Évolutions & passerelles possibles
Non précisé dans le transcript. À clarifier : trajectoires possibles (spécialisation RSE, direction people, direction communication, affaires publiques, rôle de secrétariat général, direction performance) et impact sur rythme/périmètre.
FAQ — Questions fréquentes sur le métier de Chief Impact Officer
- Le titre “Chief Impact Officer” existe-t-il partout ?
Non. Le titre est rare et recouvre des réalités différentes. Ici, il s’agit d’un poste créé sur-mesure.
- Faut-il une formation RSE ?
Non précisé comme indispensable. Ici, aucune formation RSE n’a été faite, et une personne spécialisée a été recrutée.
- B Corp, c’est quoi concrètement ?
Une labellisation avec plusieurs centaines de questions sur la gouvernance, les salarié·es, l’environnement, les prestataires, etc. Tous les trois ans, l’audit revient et il faut améliorer le score.
- Qu’est-ce qui fatigue le plus ?
L’incertitude et les aléas techniques d’une startup industrielle, plus que le contenu “métier” en lui-même.
Ressources citées
- Talent Letter (nom à confirmer) : format de diffusion de profils chaque semaine.
- LinkedIn.
- Labellisation B Corp.
Tenir la ligne de crête : impact, vitesse, et vrai concret
Ce métier vous demande une posture : tenir l’ambition tout en gardant les pieds dans la matière. Parce que l’impact se gagne aussi dans les détails : mesurer, refaire la mesure, fixer des objectifs, arbitrer, recommencer.

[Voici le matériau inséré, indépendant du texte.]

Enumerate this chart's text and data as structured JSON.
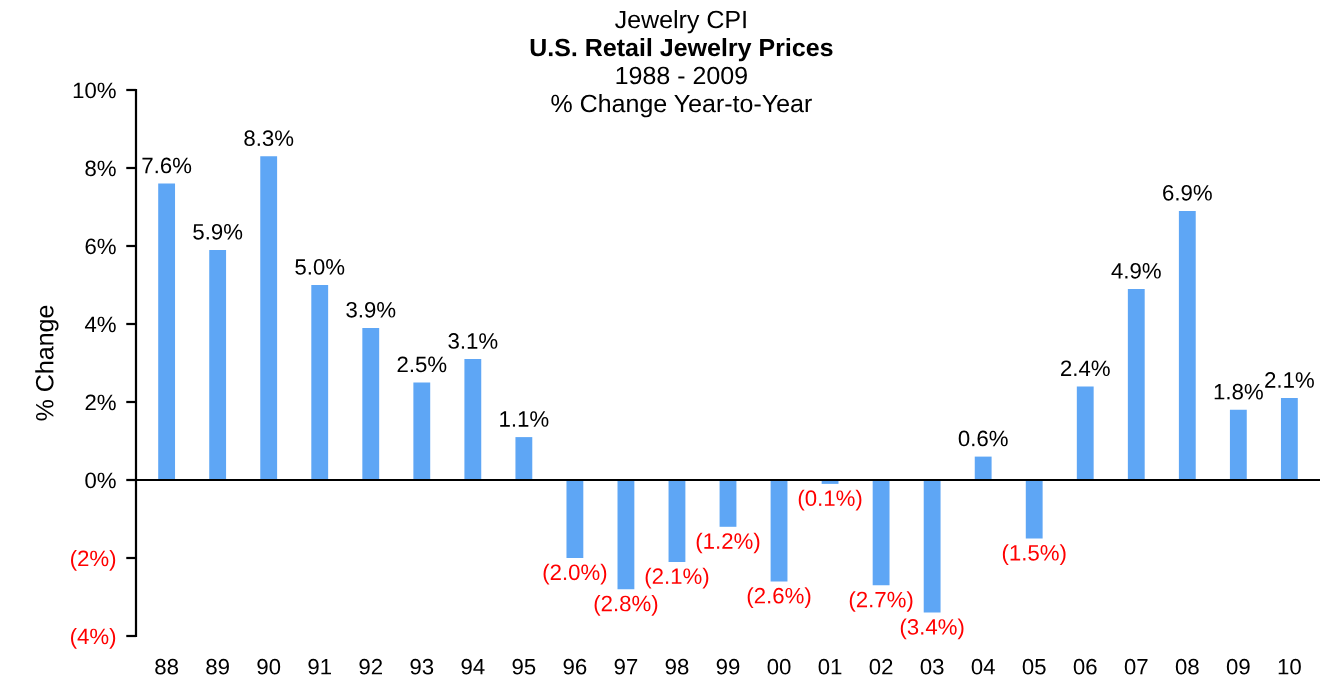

Un premier pas simple, dès cette semaine : prenez 30 minutes pour écrire votre propre définition de l’impact en 3 phrases (interne, externe, environnement). Puis allez la tester en échangeant avec une entreprise qui vous attire : demandez le périmètre exact, les rituels de pilotage, et la façon de mesurer. Si vous sentez ce petit battement de cœur du “c’est concret et c’est aligné”, vous tenez une piste solide.